◆キリスト者の完全◆

 クリスチャンにとって必要な2つの種類の“完全”がある。1つはイエスの人格における“義認”の完全であり、もう1つは、聖霊によって、人のうちに働く“聖化”の完全である。

 現在において、堕落は新生した人間の胸のうちにいまだに眠っている。現在において、心は部分的に汚れている。現在において、欲情や悪しき想像心がいまだにある。

 しかしながら、ああ、神が始められた働きが完成を見る日が来ることを知って、私の魂は歓喜する。その時、神は、私の魂を―キリストにおいて完全であるのみか、聖霊においても完全で、しみも傷も、そのたぐいのものも一切ない魂を、お示しになるのだ。

 

【解説】 “キリスト者の完全”ということは、キリスト教教義の中でも大切なものの一つですが、この2つの完全をしっかりと心にとどめておきましょう。1つは、分かりやすく言えば、人が救われて義とされることの完全で、それは瞬間的なものです。もう1つは、救われたキリスト者が、その後の信仰生活でキリストに似た者されていく聖化の完全で、これはやがて栄光の姿に変えられる(栄化)までの長いプロセスを要します。前者が”点”における完全、後者が“線”における完全と言ってもいいでしょう。

 そしてもうひとつ大切なことは、この“完全”は、人間の側の状態にかかわらず、神様が完全なものとしてくださるということです。私たちの救われた証しが、どんなにささやかなものであっても、またたとえその確信や喜びが、ドラマティックなものでなくても、「イエス・キリストは私の主、救い主です」というひと言の言の信仰告白をもって、神様は100パーセント完全に、あなたを“義”(罪なし)と認めてくださるのです。聖化における義認も同様です。スポルジョンが正直に記したように、どんなに長く聖化の道を歩んだとしても、なお私たちの心の奥深くには、肉の思いが潜んでおり、折あれば頭をもたげます。それでも神様は、私たちの聖なる者への歩みを、完全なものとみなし、堕落への道からお守りくださり、その完成の日を迎えさせてくださるです。その”栄化”は、私たちの信仰の始まりの”義認”の時と同じように、一瞬のうちになされます。

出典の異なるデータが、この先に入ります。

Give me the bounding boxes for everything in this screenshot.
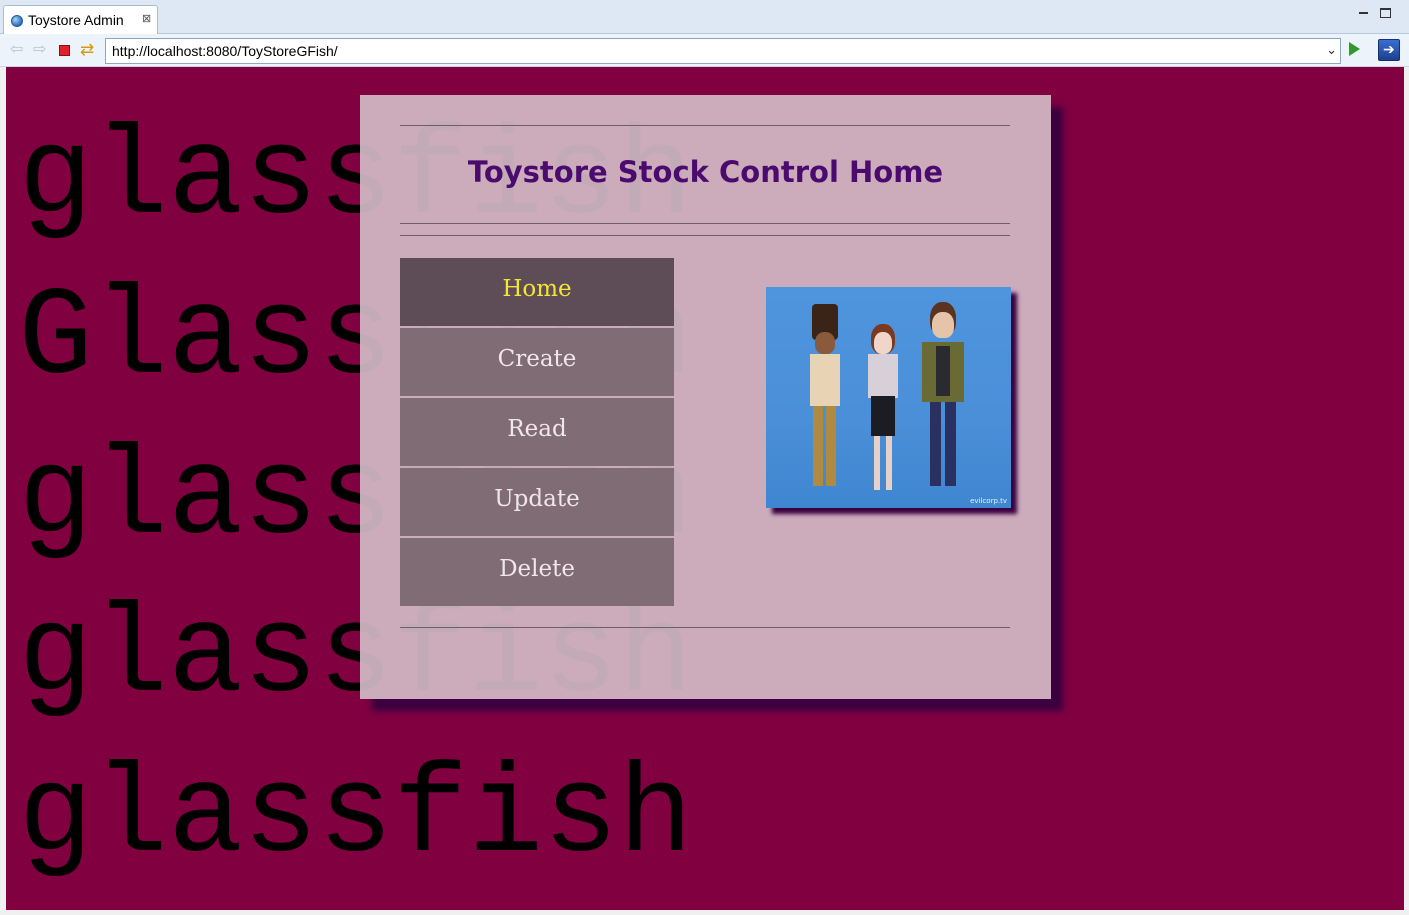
- tab-bar: Toystore Admin ⊠: [0, 0, 1409, 34]
- url-input[interactable]: http://localhost:8080/ToyStoreGFish/ ⌄: [105, 38, 1341, 64]
- minimize-icon[interactable]: [1357, 6, 1371, 20]
- background-word: glassfish: [18, 746, 694, 888]
- url-text[interactable]: http://localhost:8080/ToyStoreGFish/: [112, 43, 338, 59]
- dropdown-icon[interactable]: ⌄: [1326, 42, 1337, 58]
- page-viewport: glassfish Glassfish glassfish glassfish …: [6, 67, 1404, 910]
- menu-item-update[interactable]: Update: [400, 468, 674, 536]
- divider: [400, 125, 1010, 126]
- divider: [400, 235, 1010, 236]
- browser-toolbar: ⇦ ⇨ ⇄ http://localhost:8080/ToyStoreGFis…: [0, 34, 1409, 67]
- divider: [400, 627, 1010, 628]
- globe-icon: [11, 15, 23, 27]
- menu-item-create[interactable]: Create: [400, 328, 674, 396]
- menu-item-read[interactable]: Read: [400, 398, 674, 466]
- page-title: Toystore Stock Control Home: [467, 155, 944, 189]
- tab-label: Toystore Admin: [28, 12, 124, 28]
- menu-item-home[interactable]: Home: [400, 258, 674, 326]
- figure-left: [804, 304, 844, 494]
- back-icon[interactable]: ⇦: [10, 42, 26, 58]
- external-browser-icon[interactable]: [1378, 39, 1400, 61]
- main-menu: Home Create Read Update Delete: [400, 258, 674, 608]
- tab-toystore-admin[interactable]: Toystore Admin ⊠: [3, 5, 158, 34]
- figure-middle: [864, 324, 902, 494]
- photo-credit: evilcorp.tv: [970, 497, 1007, 505]
- menu-item-delete[interactable]: Delete: [400, 538, 674, 606]
- characters-photo: evilcorp.tv: [766, 287, 1011, 508]
- divider: [400, 223, 1010, 224]
- forward-icon[interactable]: ⇨: [33, 42, 49, 58]
- go-icon[interactable]: [1349, 42, 1360, 56]
- content-panel: Toystore Stock Control Home Home Create …: [360, 95, 1051, 699]
- stop-icon[interactable]: [59, 45, 70, 56]
- maximize-icon[interactable]: [1380, 8, 1391, 18]
- figure-right: [918, 302, 968, 494]
- close-icon[interactable]: ⊠: [142, 12, 151, 25]
- refresh-icon[interactable]: ⇄: [80, 41, 96, 58]
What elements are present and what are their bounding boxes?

 なんというかたじけなさ、なんという神様の哀れみでしょうか。そう、“キリスト者の完全”とは、100パーセント、神様の主権において、なされることなのです。“アメイジング・グレイス 驚くべき恵み”の業として――。

 

There are two kinds of perfection which a Christian needs-one is the perfection of justification in the person of Jesus; and the other is, the perfection of sanctification worked in him by the Holy Spirit. At present corruption still rests even in the breasts of the regenerate. At present the heart is partially impure. At present there are still lusts and evil imaginations. But, Oh! my soul rejoices to know that the day is coming when God shall finish the work which he has begun; and he shall present my soul, not only perfect in Christ, but, perfect in the Spirit, without spot or blemish, or any such thing.